Published in final edited form as: Hear Res. 2016 Dec 21;344:207–222. doi: 10.1016/j.heares.2016.11.018

Figure 3. Dependence of FM sweep responses on direction and rate.

Figure 3

(A) Average response to upward FM sweeps (left) and downward FM sweeps (right). Each condition averaged over all 8 sweep rates used. Same experiment as shown in Figure 2. Equivalent ΔF/FO scale bar on lower right.

(B) Difference in response to up and down sweeps.
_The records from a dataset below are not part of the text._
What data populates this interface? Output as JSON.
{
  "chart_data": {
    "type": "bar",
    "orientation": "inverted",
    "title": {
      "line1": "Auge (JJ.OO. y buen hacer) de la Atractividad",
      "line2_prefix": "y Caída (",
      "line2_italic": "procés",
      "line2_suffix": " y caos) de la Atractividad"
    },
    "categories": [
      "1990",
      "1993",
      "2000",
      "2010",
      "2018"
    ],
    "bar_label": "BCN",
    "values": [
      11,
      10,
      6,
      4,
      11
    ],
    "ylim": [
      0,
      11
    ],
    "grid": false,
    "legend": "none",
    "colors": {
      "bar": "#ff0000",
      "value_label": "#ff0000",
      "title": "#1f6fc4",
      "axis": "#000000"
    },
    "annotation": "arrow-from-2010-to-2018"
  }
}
Map generated by subtracting response to downward FM sweeps (right panel of A) from response to upward FM sweeps (left panel of A). Equivalent ΔF/FO scale bar on lower right.

(C) Scatter plot of downward FM sweep response strength versus upward FM sweep response strength for each pixel. Response strengths taken directly from panel A. Spearman correlation displayed at top of plot.

(D) Average response to fast FM sweeps (left, 360 and 670 oct/s) and slow FM sweeps (right, 8 and 16 oct/s). Data averaged across up and down sweeps at −40 dB attenuation. Equivalent ΔF/FO scale bar on lower right.

(E) Difference in response to fast and slow sweeps. Map generated by subtracting response to slow FM sweeps (left panel of D) from response to fast FM sweeps (right panel of D). Equivalent ΔF/FO scale bar on lower right.

(F) Scatter plot of fast (red) and slow (blue) FM sweep response strengths versus SAM tone response strength for each pixel. Response strengths taken directly from panel D. Spearman correlation for each comparison displayed at top of each plot. Asterisk indicates that only red scatterplot (fast FM sweep versus SAM tone response) was significantly different (outside a 95% confidence interval) from the null distribution, which was estimated by Spearman correlations between randomly sampled SAM tone responses.